Blackstone, Cellex, and Intellia form USD 250 Million CAR-T startup

Blackstone Life Sciences, Cellex Cell Professionals, and Intellia Therapeutics have teamed to develop a CAR-T therapy startup. The biotech begins life with USD 250 million from Blackstone, universal CAR-T platforms from Cellex, and CRISPR/Cas9 genome editing technology from Intellia.

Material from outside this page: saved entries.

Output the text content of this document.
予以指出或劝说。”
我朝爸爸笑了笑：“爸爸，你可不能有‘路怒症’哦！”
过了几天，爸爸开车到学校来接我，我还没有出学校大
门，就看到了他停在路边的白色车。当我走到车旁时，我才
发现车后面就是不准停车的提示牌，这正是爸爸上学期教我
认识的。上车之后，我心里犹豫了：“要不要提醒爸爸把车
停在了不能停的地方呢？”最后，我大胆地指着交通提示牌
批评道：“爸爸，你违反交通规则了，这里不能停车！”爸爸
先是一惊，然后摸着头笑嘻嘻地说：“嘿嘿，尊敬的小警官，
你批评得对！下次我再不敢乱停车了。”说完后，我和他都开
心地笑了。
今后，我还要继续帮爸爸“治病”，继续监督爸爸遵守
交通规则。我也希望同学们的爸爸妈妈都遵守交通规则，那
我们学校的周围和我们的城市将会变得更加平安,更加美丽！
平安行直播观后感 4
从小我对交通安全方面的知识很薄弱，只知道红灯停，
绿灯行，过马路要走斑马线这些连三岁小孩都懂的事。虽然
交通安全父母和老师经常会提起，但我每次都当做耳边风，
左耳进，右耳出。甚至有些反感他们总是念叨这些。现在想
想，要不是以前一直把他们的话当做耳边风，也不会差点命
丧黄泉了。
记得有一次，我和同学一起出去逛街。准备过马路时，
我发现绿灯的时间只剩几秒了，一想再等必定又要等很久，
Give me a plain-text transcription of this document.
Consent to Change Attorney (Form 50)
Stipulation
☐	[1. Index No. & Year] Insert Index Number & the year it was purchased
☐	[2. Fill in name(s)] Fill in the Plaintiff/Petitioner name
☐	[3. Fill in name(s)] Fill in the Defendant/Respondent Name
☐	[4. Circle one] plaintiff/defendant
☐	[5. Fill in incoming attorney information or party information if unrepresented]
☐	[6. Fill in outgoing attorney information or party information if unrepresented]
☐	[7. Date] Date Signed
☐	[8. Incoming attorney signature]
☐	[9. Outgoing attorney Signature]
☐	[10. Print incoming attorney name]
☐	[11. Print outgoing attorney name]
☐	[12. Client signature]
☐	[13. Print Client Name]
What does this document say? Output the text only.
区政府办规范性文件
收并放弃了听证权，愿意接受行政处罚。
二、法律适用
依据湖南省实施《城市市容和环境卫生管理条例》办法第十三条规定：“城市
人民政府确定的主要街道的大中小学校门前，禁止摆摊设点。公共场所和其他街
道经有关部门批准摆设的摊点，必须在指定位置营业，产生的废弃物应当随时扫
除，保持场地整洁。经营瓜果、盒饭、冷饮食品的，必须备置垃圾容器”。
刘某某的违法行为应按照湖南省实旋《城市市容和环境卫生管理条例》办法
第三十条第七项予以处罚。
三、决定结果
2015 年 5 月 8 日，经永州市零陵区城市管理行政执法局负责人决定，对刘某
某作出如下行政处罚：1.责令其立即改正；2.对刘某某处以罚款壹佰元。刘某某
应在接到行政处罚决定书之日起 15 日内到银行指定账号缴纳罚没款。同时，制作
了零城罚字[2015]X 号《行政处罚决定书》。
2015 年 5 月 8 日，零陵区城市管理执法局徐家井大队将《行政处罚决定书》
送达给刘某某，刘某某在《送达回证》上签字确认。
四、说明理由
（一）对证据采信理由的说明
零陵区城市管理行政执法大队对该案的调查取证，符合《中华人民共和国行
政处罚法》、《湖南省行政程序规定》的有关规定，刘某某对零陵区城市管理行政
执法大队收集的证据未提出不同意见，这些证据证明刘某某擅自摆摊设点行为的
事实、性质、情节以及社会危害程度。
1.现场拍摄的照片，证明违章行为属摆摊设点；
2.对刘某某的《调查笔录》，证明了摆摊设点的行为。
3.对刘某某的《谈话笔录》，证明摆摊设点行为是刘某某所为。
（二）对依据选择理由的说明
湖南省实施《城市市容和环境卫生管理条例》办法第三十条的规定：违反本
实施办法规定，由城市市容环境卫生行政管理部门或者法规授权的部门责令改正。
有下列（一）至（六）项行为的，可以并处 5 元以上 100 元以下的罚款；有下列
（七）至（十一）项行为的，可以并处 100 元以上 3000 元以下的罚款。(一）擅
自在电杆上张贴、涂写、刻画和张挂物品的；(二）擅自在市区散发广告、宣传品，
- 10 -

GEMoaB, a subsidiary of Cellex, is developing platforms to enhance the therapeutic window of CAR T-cell therapies and let them be silenced in less than four hours. Intellia and GEMoaB formed a research collaboration and license agreement last year to evaluate the combination of their genome editing technologies and quickly switchable universal CAR-T platform RevCAR, respectively. 

Involving Blackstone positions GEMoaB and Intellia to step up the CAR-T work. The new company will take over GEMoaB and its offices in Germany and set up in Cambridge, Massachusetts. 

Led by Andrew Schiermeier, currently a chief operating officer at Intellia, the company will advance a pipeline of cell therapies based on its exclusive license to combine Intellia’s CRISPR/Cas9 allogeneic platform with GEMoaB’s two switchable, universal CAR T-cell platforms and UniCAR and RevCAR.